Nuclear Weapons 347 - Ravenna Ohio Would Like To Host Anti-Ballistic Missile Base

Nuclear Weapons 347 - Ravenna Ohio Would Like To Host Anti-Ballistic Missile Base

        With the worsening of relations between the U.S. and Russia, the increasing hostility of North Korea and ongoing concerns about a possible nuclear weapons program in Iran, investment in anti-ballistic missiles systems to protect the U.S. has increased. The Ohio State Congressional delegation would like to see Ravenna, Ohio selected to be the host of battery of missiles to protect the East Coast.

       Last week, the Pentagon announced that the U.S. Secretary of Defense and President Trump will make a decision about siting U.S. missile defenses in the Ballistic Missile Defense Review which may be released as soon as early March.
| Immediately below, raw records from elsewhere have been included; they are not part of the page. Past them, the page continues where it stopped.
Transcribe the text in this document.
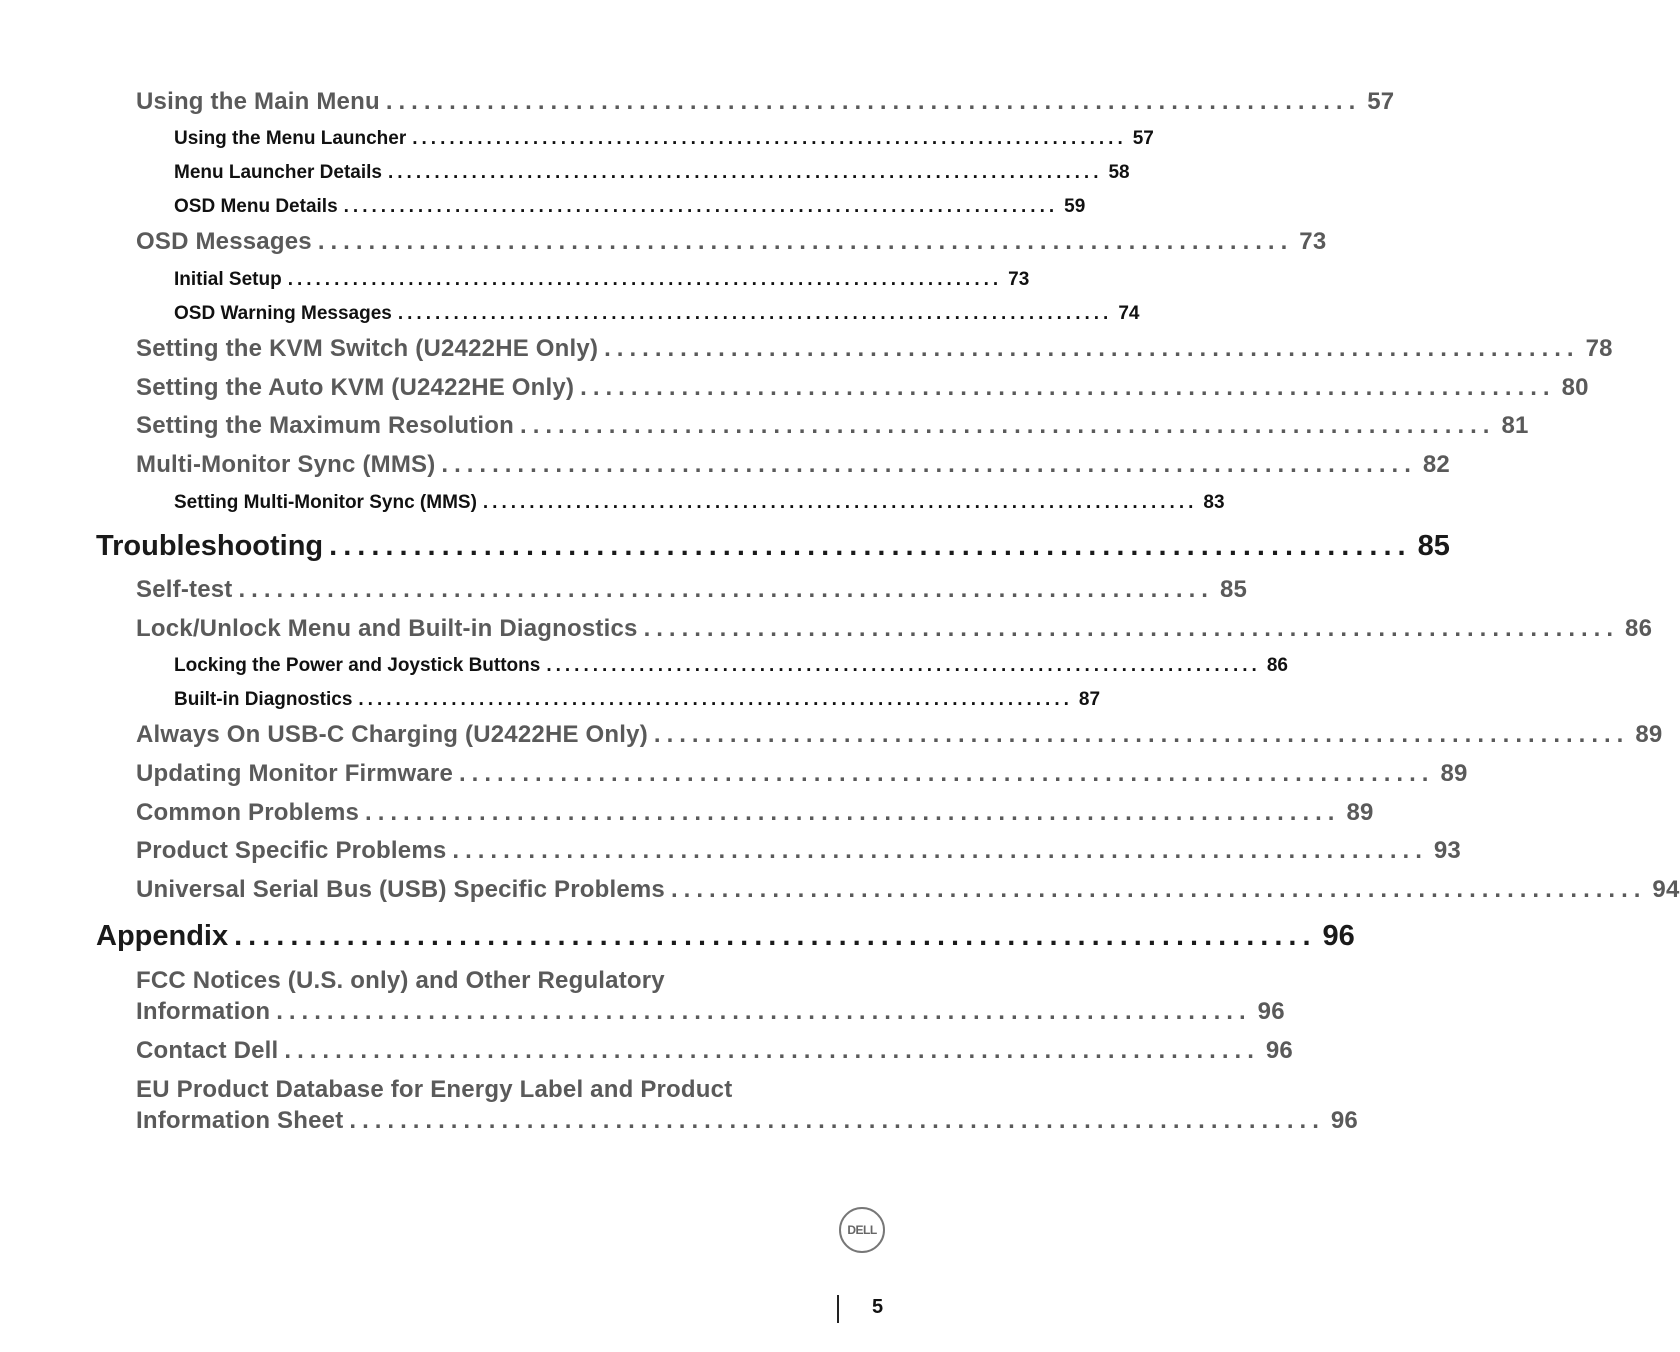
Using the Main Menu ............................................................................. 57
Using the Menu Launcher ............................................................................. 57
Menu Launcher Details ............................................................................. 58
OSD Menu Details ............................................................................. 59
OSD Messages ............................................................................. 73
Initial Setup ............................................................................. 73
OSD Warning Messages ............................................................................. 74
Setting the KVM Switch (U2422HE Only) ............................................................................. 78
Setting the Auto KVM (U2422HE Only) ............................................................................. 80
Setting the Maximum Resolution ............................................................................. 81
Multi-Monitor Sync (MMS) ............................................................................. 82
Setting Multi-Monitor Sync (MMS) ............................................................................. 83
Troubleshooting ............................................................................. 85
Self-test ............................................................................. 85
Lock/Unlock Menu and Built-in Diagnostics ............................................................................. 86
Locking the Power and Joystick Buttons ............................................................................. 86
Built-in Diagnostics ............................................................................. 87
Always On USB-C Charging (U2422HE Only) ............................................................................. 89
Updating Monitor Firmware ............................................................................. 89
Common Problems ............................................................................. 89
Product Specific Problems ............................................................................. 93
Universal Serial Bus (USB) Specific Problems ............................................................................. 94
Appendix ............................................................................. 96
FCC Notices (U.S. only) and Other Regulatory
Information ............................................................................. 96
Contact Dell ............................................................................. 96
EU Product Database for Energy Label and Product
Information Sheet ............................................................................. 96
DELL
5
The question being considered is whether or not the Trump Administration is willing to spend as much as three billion six hundred million dollars in the construction of a third site in the continental U.S. that could provide ballistic missile defense for cities on the U.S. East Coast. If the answer to that question is “yes”, then a new site could be selected by May of this year.
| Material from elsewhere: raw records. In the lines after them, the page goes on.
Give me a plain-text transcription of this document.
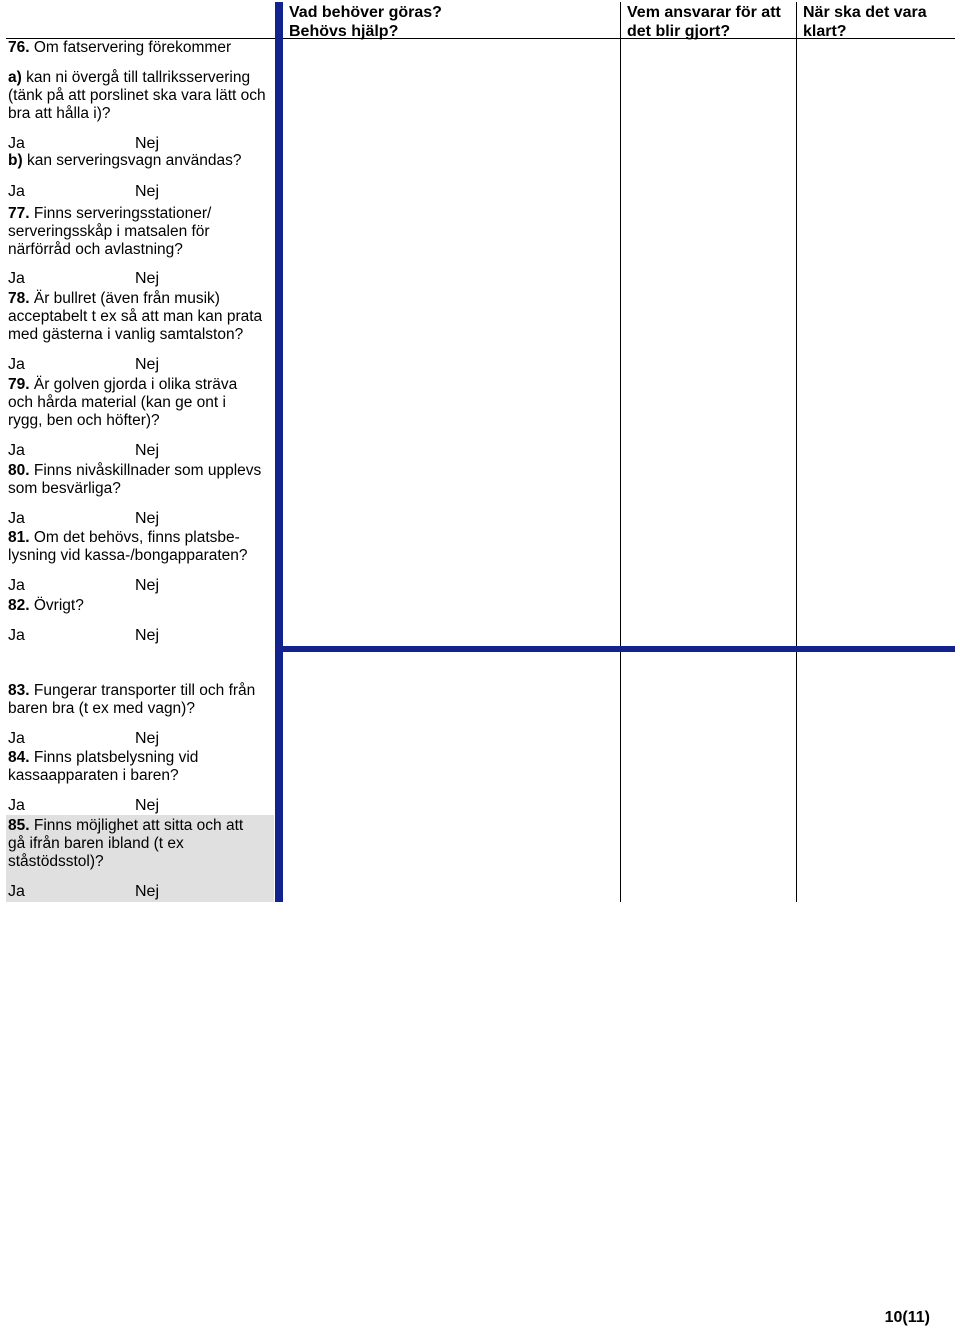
Vad behöver göras? Behövs hjälp?
Vem ansvarar för att det blir gjort?
När ska det vara klart?
76. Om fatservering förekommer
a) kan ni övergå till tallriksservering (tänk på att porslinet ska vara lätt och bra att hålla i)?
Ja	Nej
b) kan serveringsvagn användas?
Ja	Nej
77. Finns serveringsstationer/ serveringsskåp i matsalen för närförråd och avlastning?
Ja	Nej
78. Är bullret (även från musik) acceptabelt t ex så att man kan prata med gästerna i vanlig samtalston?
Ja	Nej
79. Är golven gjorda i olika sträva och hårda material (kan ge ont i rygg, ben och höfter)?
Ja	Nej
80. Finns nivåskillnader som upplevs som besvärliga?
Ja	Nej
81. Om det behövs, finns platsbe- lysning vid kassa-/bongapparaten?
Ja	Nej
82. Övrigt?
Ja	Nej
83. Fungerar transporter till och från baren bra (t ex med vagn)?
Ja	Nej
84. Finns platsbelysning vid kassaapparaten i baren?
Ja	Nej
85. Finns möjlighet att sitta och att gå ifrån baren ibland (t ex ståstödsstol)?
Ja	Nej
10(11)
      President Trump is apparently more interested in expanding U.S. ballistic missile defenses than President Obama was. He has requested almost ten billion dollars for missile defense in 2019. The continuing belligerent statements coming from North Korea regarding nuclear war and their testing of missiles that could hit the U.S. have supported his request.  
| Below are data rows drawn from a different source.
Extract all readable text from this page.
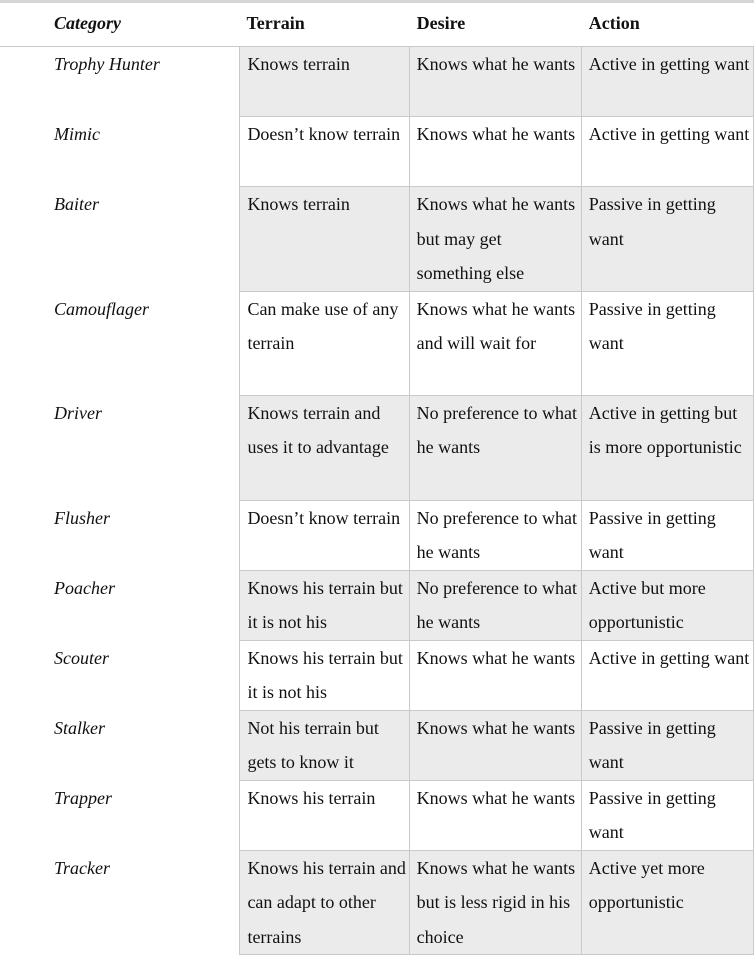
Category	Terrain	Desire	Action
Trophy Hunter	Knows terrain	Knows what he wants	Active in getting want
Mimic	Doesn’t know terrain	Knows what he wants	Active in getting want
Baiter	Knows terrain	Knows what he wants but may get something else	Passive in getting want
Camouflager	Can make use of any terrain	Knows what he wants and will wait for	Passive in getting want
Driver	Knows terrain and uses it to advantage	No preference to what he wants	Active in getting but is more opportunistic
Flusher	Doesn’t know terrain	No preference to what he wants	Passive in getting want
Poacher	Knows his terrain but it is not his	No preference to what he wants	Active but more opportunistic
Scouter	Knows his terrain but it is not his	Knows what he wants	Active in getting want
Stalker	Not his terrain but gets to know it	Knows what he wants	Passive in getting want
Trapper	Knows his terrain	Knows what he wants	Passive in getting want
Tracker	Knows his terrain and can adapt to other terrains	Knows what he wants but is less rigid in his choice	Active yet more opportunistic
       Currently there are two sites that host anti-ballistic missiles in the U.S. One site is in Alaska at Fort Greely. There are forty interceptors stationed there because the greatest threat to the U.S. is across the Pacific Ocean. Vandenberg Air Force Base in California hosts four interceptors.

        While it is still not known whether or not the U.S. will be investing in a third anti-ballistic missile base, there are three finalists sites for hosting one. Camp Ravenna Joint Military Training Center is the Ohio candidate. Fort Custer Training Center near Battle Creek, Michigan is a second candidate. And Fort Drum in New Your near Syracuse is the third candidate.

       If it is decided that there should be a third anti-missile base, it would bring a couple of thousand constructions jobs and almost a thousand full time employees to the selected site. The Ohio Congressional delegation says that Ohio has the open space, the dedicated acreage, river and rail transport, construction experience and the workforce needed for such a site. They also point out that their site is close to the NASA Glenn Research Center and the National Air and Space Intelligence Center at Wright–Patterson Air Force Base where ballistic missile threats are assessed.

       James McKeon of the Center for Arms Control and Non–Proliferation said that an East Coast anti-missile base would be used primarily to protect the U.S. East Coast from Iran but not North Korea. Intercontinental ballistic missiles would be fired north to cross over the Pole and then head south to hit a target. He said that the technology is not perfected and that even with optimal conditions for tests, missile interceptors only have about a fifty percent rate of hitting their targets. McKeon said that “The problem is there is no evidence thus far that this system is very effective. In fact, all the evidence suggests it cannot be relied upon to protect the United States homeland.”